The opening track seems to function as an anacrusis to the proper opening of the album. “Can’t You See” is a slow burning, contemplative and nearly ambient track while “Heat Distraction”, which follows, is a driving and disorienting song that is catchy, bright and radio-friendly(er) despite it being somewhat more cerebral from a compositional standpoint. “Can’t You See” shares with “Bells” a foundation in ambiance, though the veiled ambiance of the opening track is abandoned in the latter track for total unabashed guitar feedback hum and growl with organ-like overtones ringing out through a cloud of sound.
The most abrasive, in your face, and Sonic Youth-y track is the turbulent “Drag Open”. The vocals are nearly covered by the barrage of buzzing guitars, whereas “Locust Valley”, with its meandering arpeggios, sounds like the kind of 2 guitar counterpoint that Radiohead favors on their song “Weird Fishes/Arpeggi”. “Venice Lockjaw” is the closest that the band gets to writing a ballad as it is another slow burning track that continues to build, while closing track “Eyesore” is another candidate for heavy college radio rotation.

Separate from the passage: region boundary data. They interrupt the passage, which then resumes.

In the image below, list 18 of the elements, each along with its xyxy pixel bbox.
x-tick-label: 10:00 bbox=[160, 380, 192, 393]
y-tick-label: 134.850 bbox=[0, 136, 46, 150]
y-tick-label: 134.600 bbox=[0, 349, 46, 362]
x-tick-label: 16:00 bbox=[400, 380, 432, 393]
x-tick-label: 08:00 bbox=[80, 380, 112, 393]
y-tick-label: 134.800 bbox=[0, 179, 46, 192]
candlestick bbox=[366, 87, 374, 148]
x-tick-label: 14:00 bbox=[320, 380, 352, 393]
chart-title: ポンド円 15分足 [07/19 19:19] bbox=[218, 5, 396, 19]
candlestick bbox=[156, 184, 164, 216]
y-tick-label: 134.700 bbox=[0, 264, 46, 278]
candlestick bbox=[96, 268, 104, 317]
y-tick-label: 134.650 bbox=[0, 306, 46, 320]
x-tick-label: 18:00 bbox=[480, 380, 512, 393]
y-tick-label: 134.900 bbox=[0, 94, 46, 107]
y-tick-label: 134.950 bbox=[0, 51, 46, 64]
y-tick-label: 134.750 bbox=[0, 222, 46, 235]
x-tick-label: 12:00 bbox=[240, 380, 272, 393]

Women sound like a modern band with old school production values. The reverb and sound in general is straight out of the 60’s much in the same way that Best Coast tries to capture the Phil Spector girl group “wall of sound”. But Women isn’t nearly the same as Best Coast. There is something intriguing and sinister in their sound, something slightly creepy and disturbing about the vocals, something unsettling about the structure of the songs and all of these things are done to perfection so as to have the listener coming back for more.